Monday, October 18, 2010

Dear Dad (#2)

Good Morning! 

Well Aaron and I went and looked at that house in North Port yesterday. It's a nice house. Good size and a lot of potential. I just wish it wasn't so far from everyone, especially now. I think you and mom would like it. I would like to take mom down there for her to see it, but I am torn about the idea of moving that far away now. It's harder to even think about being that far away from her and everyone. While I would hate for the house to slip through our fingers I can't help but feel not moving right now is the best thing to do. It's not about the money, it's about family. I mean it's only 45 mins or so away, but right now that feels like an eternity.
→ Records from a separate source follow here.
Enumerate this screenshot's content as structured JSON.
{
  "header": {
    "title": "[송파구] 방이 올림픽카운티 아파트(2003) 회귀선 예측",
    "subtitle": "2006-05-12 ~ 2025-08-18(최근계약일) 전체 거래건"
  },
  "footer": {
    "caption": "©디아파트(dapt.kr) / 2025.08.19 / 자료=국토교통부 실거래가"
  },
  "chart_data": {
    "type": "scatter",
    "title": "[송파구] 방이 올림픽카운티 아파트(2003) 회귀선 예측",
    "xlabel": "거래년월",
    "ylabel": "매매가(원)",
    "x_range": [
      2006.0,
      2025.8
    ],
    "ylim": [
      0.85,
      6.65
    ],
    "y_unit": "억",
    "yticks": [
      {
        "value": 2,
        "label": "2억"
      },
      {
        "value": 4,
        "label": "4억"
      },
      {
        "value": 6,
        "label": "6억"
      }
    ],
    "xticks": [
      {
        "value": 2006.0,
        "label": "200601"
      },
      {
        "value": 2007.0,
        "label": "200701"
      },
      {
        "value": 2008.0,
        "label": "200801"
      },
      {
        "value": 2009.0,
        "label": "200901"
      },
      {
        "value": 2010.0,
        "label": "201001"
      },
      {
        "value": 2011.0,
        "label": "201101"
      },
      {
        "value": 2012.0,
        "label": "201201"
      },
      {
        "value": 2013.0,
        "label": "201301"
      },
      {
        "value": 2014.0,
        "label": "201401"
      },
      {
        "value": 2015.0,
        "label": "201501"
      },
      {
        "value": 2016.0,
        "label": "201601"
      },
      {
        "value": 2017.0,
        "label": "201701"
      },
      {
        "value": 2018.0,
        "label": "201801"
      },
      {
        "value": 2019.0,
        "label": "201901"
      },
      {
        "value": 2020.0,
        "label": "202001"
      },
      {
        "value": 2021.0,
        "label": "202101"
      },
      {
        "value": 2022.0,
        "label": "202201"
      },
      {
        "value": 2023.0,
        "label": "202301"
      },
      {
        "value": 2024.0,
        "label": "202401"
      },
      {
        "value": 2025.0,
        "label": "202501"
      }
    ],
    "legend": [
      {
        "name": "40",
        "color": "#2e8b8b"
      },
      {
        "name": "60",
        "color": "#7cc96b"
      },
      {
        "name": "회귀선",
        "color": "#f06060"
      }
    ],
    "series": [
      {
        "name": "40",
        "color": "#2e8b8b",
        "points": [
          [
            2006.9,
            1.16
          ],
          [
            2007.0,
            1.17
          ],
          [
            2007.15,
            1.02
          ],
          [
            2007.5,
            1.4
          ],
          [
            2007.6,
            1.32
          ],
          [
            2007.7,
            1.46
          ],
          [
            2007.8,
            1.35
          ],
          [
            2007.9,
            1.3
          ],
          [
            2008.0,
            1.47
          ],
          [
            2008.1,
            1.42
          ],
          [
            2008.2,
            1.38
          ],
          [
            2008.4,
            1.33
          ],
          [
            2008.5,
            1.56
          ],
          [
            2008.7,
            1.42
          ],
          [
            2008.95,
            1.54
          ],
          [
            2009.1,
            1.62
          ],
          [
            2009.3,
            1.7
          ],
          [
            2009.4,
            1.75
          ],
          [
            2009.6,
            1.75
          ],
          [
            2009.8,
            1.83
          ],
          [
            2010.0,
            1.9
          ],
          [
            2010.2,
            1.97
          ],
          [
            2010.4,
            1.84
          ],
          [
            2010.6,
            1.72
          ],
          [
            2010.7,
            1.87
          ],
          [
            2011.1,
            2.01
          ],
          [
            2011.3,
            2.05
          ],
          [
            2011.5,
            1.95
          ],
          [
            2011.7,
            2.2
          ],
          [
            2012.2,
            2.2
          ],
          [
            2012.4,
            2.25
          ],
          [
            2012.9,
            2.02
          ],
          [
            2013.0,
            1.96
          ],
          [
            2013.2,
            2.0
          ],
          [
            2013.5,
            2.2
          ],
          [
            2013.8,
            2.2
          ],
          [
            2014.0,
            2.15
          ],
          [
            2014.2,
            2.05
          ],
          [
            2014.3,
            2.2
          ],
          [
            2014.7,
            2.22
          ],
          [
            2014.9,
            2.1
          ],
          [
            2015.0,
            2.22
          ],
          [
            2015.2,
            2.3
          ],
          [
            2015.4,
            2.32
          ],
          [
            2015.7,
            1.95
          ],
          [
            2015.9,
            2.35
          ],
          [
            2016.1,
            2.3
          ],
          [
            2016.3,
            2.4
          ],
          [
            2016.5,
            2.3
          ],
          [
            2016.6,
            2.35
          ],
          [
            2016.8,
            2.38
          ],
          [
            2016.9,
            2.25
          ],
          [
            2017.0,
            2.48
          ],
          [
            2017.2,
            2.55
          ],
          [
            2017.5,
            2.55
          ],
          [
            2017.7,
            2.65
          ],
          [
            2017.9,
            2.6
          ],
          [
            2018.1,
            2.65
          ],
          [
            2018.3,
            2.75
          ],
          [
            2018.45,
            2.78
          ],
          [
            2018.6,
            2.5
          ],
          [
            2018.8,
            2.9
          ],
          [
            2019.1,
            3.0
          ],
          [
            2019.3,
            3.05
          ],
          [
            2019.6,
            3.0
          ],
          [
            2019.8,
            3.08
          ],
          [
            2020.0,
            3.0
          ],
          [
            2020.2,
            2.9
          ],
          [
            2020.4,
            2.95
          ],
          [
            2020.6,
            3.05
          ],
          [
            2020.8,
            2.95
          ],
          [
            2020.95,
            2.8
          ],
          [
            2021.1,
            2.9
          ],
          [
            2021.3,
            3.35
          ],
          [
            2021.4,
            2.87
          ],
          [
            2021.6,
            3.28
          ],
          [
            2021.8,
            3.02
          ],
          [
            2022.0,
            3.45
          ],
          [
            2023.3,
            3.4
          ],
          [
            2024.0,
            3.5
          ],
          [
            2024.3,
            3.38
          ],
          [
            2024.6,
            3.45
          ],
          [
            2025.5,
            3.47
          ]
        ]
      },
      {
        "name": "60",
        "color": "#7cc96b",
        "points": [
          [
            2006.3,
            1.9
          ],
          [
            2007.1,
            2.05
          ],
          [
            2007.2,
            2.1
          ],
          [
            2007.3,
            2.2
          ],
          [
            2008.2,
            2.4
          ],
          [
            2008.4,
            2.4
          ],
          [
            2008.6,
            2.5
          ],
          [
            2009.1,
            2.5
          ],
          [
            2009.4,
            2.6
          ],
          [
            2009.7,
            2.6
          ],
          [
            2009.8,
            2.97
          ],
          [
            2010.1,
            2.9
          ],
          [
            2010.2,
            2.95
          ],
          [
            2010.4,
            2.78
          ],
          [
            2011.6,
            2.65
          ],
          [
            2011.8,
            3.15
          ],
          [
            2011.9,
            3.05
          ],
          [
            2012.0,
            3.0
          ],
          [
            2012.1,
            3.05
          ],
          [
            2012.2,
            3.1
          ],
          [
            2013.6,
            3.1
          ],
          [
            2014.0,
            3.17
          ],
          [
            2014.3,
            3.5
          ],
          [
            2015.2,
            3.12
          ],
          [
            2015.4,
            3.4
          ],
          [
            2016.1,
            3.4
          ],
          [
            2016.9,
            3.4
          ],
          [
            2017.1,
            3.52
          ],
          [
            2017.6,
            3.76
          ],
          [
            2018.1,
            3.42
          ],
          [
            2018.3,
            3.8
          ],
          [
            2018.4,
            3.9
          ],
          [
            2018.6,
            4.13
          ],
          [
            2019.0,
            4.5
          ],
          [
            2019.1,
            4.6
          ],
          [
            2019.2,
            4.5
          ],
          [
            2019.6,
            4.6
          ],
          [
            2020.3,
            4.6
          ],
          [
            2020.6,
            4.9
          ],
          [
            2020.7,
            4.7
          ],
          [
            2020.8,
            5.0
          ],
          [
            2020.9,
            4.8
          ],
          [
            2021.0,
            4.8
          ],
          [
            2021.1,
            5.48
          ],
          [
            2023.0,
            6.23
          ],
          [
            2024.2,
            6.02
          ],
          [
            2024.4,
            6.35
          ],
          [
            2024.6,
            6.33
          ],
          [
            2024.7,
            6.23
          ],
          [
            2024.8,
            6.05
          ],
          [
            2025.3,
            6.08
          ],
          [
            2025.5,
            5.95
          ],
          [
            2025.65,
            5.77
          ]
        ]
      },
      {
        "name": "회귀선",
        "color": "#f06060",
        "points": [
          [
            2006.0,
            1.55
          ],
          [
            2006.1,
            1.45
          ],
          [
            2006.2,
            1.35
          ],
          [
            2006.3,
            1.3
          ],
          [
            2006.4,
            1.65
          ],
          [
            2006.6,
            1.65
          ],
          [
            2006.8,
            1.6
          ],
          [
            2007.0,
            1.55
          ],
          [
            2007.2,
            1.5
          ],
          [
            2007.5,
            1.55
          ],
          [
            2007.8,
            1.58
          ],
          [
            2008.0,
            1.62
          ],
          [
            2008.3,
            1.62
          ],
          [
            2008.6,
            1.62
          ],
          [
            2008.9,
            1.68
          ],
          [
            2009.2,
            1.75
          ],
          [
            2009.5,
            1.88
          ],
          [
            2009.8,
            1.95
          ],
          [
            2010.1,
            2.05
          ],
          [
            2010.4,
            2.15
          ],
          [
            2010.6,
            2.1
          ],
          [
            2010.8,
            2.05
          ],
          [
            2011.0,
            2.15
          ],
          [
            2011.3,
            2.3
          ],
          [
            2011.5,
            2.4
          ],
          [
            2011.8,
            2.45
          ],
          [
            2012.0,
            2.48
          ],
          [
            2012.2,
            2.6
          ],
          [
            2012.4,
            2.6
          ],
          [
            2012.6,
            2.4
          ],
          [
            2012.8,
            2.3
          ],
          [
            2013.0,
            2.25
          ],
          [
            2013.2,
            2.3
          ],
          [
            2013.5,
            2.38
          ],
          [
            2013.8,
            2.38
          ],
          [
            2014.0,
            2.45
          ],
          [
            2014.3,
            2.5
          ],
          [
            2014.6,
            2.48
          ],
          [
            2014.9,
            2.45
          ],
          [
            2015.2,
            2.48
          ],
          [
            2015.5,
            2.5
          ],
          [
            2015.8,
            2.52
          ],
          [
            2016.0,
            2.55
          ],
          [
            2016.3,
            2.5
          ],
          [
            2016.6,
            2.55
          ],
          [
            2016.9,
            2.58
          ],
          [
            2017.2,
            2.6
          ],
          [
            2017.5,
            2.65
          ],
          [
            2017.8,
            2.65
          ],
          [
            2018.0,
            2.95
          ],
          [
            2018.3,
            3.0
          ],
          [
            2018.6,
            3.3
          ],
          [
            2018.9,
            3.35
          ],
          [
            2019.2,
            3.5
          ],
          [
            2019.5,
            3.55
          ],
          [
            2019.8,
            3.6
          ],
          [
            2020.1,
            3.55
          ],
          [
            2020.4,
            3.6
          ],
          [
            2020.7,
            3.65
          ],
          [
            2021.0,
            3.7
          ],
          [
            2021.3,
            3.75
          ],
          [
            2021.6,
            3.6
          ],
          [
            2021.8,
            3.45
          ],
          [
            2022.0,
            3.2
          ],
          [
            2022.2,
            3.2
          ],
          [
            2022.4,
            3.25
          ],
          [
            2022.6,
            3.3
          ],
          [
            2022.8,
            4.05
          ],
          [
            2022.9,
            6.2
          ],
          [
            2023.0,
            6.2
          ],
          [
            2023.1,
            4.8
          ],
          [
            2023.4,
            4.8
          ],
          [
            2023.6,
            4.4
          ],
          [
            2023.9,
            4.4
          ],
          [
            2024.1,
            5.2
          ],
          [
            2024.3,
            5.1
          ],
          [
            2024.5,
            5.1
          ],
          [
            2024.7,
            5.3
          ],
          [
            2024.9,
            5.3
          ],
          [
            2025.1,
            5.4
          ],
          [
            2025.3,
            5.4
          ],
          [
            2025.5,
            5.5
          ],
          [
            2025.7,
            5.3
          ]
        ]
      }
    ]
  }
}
The area is great. It's up and coming and has so much potential. We are close to 2 sets of couple friends, so that would be nice. But .... how do I move away right now? Not to mention that I don't love my job enough to commute.... and what sense does it make to move down there when so much of our life is still here in Sarasota? I don't know what the right thing is to do. I wish you could have seen the house. I think you would have liked it. It was hard walking through there yesterday and not thinking of all of these things that I would have asked you about the structure and the kitchen and all that... I am sad that I won't get to share the experience of my first house with you. I know you would have enjoyed it. I am sure you are watching over me though and will have a guiding hand when the time is right.